A very messy business
Given the piecemeal nature of this type of data gathering—such as cross-referencing consumer bios from a credit agency with financial data indicating a voter’s income bracket—the data isn’t guaranteed to be accurate. Garg says it’s important to validate the data before acting upon it by asking voters to reconfirm certain information through surveys.
“We have a bunch of polls out in the field,” he said. “We collect behavioral, attitudinal, and personality data tied to their demographics.”
This data is then aggregated with historical data collected over the years, where applicable, and each voter is assigned a score indicating the likelihood they’ll support the political candidate in question.

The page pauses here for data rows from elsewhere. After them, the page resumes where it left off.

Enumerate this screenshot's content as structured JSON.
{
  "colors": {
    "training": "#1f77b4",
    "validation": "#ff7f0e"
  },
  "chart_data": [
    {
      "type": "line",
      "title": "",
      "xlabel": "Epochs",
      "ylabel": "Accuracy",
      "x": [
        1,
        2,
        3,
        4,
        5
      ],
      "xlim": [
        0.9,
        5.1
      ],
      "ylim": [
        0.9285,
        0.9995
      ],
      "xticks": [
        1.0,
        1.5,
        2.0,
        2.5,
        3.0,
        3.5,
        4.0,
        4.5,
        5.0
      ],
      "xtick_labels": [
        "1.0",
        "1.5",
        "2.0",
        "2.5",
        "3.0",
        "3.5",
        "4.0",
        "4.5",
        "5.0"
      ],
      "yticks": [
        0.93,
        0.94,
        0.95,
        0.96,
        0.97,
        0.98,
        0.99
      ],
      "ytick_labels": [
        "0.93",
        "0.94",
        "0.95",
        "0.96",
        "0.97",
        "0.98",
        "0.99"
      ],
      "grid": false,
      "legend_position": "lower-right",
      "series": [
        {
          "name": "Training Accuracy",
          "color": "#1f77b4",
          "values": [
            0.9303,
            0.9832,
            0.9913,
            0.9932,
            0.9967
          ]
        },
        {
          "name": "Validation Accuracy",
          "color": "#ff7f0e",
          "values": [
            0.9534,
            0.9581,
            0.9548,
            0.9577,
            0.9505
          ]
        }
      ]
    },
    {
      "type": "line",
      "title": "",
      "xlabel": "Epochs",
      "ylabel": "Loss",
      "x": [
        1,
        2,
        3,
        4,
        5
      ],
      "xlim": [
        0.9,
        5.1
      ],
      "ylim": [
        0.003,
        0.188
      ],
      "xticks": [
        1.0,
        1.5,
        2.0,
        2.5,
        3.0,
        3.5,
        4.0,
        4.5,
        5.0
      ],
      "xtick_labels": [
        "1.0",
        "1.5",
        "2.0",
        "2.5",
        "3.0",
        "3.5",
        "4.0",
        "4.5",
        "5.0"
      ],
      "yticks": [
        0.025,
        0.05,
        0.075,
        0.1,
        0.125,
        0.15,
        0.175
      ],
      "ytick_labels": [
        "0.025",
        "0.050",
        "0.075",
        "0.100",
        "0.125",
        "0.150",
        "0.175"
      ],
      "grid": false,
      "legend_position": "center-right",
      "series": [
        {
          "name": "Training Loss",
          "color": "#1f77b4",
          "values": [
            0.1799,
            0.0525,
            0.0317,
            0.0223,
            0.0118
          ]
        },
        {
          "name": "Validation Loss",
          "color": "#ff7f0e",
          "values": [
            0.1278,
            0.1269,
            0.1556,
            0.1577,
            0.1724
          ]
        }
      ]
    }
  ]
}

“Finally, now that we have these scores on all these mobile ad IDs for over 100 million individuals, we can create ad audiences,” said Garg. “If a candidate asks for a particular [voter profile], we can also serve ads to that audience.”
Garg says the vast troves of data they collect has enabled data scientists to make some intriguing inferences about potential voters. For example, people who have the Hobby Lobby app installed on their phone are more likely to be Republican. They can also build highly specific data pipelines, such as ‘voters who frequently post on TikTok and also support a billionaire’s tax.’
For the most part, however, Garg says election analytics serve simply to parse out the data at scale and build audience segments that help candidates target voters most likely to mobilize or convert. Hence why basic techniques like cleaning messy data are really important for a data scientist to do this kind of work, rather than the ability to glean earth-shattering insights about a certain voter cohort.
“If you’re someone who’s starting a career in data science right now, data cleaning and intuition are a thousand times more important than whatever fancy machine learning technique you might use,” said Garg. “Ninety-nine percent of the time you don’t need those techniques.”
In a time of deep political polarization, where social media companies have been accused of promoting “echo chambers” that discourage dissent while purposely riling up people who have opposing views, one may wonder whether political advertising further entrenches these biases.
While some ads do promote incendiary content, Garg says that political advertising, when done right, can be used to educate voters on causes that matter to them—especially when it comes to voters who are not strongly partisan.
“A whole bunch of people have quite diverse views when it comes to these issues,” he said. “They might tend to vote for law & order but are liberal when it comes to healthcare and economic issues. Our work serves to inform people about these issues.”